Il debito pubblico è servito anche a pagare il consenso necessario a tirare fuori l’Italia dagli anni di piombo, sussulto mortale della guerra fredda. La quale ultima ci garantiva confini chiusi e competizione limitata. Ci siamo mantenuti firmando cambiali che non avremmo pagato, dando in cambio dequalificazione di tutto ciò che è pubblico. Il mondo ora è aperto e i debiti si pagano. Voi siete dei pazzi, quindi, se protestate perché volete vivere come i vostri padri. Siete i loro degni figli. La vostra richiesta di un’università che resti pubblica è demenziale, perché senza formazione qualificatissima e competitiva (niente affatto garantita dalla riforma in approvazione) potrete laurearvi per andare a far le pulizie a casa dei cinesi.

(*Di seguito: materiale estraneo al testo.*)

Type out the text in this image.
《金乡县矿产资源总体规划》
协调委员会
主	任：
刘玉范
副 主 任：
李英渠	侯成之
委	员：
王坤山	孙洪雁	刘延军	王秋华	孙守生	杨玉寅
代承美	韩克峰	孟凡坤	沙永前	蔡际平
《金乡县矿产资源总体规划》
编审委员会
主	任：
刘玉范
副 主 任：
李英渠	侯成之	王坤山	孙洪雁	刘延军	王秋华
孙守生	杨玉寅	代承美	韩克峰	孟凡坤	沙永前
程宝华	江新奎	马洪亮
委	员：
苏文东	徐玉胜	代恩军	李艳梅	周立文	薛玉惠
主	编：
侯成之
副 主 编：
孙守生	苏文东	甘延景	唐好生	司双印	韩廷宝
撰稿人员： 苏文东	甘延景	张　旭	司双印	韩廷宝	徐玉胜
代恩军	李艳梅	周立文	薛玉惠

Dovete protestare, certo, ma per chiedere l’esatto contrario di quel che trovo sulle vostre bocche, colme di birignao infetti da sociologismo insensato, sbavanti luogocomunismo privo di realtà. Chiedete meritocrazia, competizione aperta, chiedete che gli incapaci se ne vadano, anche dalle cattedre e dai consigli d’amministrazione. Chiedete di non dovere competere, nel mondo, portandovi appresso la zavorra dei vostri padri infantili. E mentre protestate dovreste prendere gli ultras dell’ideologismo senza ideologie e cacciarli a pedate, come dovreste dire ai compagni della Fiom che vi siete stufati di pagare i loro conti e di marciare per loro conto. Invece siete cascati nella trappola di sempre: l’estremismo vociante che produce inutilità (nel migliore dei casi) o viene lanciato fra le gambe di una sinistra che volesse essere ragionevole e governate (e qui danno ne fate poco, tanto non c’è).

Una trasmissione televisiva ha reso famoso uno di voi, grazie alle intemperanze esibizioniste di uno che si vanta, anziché vergognarsi, d’essere stato fascista, circondato da tanti che si vantano, anziché vergognarsi d’essere o essere stati comunisti. Quel giovine ha poi detto: “non rappresento altri che la mia generazione”. Ma mi faccia il piacere, si sbrodoli meno. E ragionate: state collaborando alla fregatura che prendete.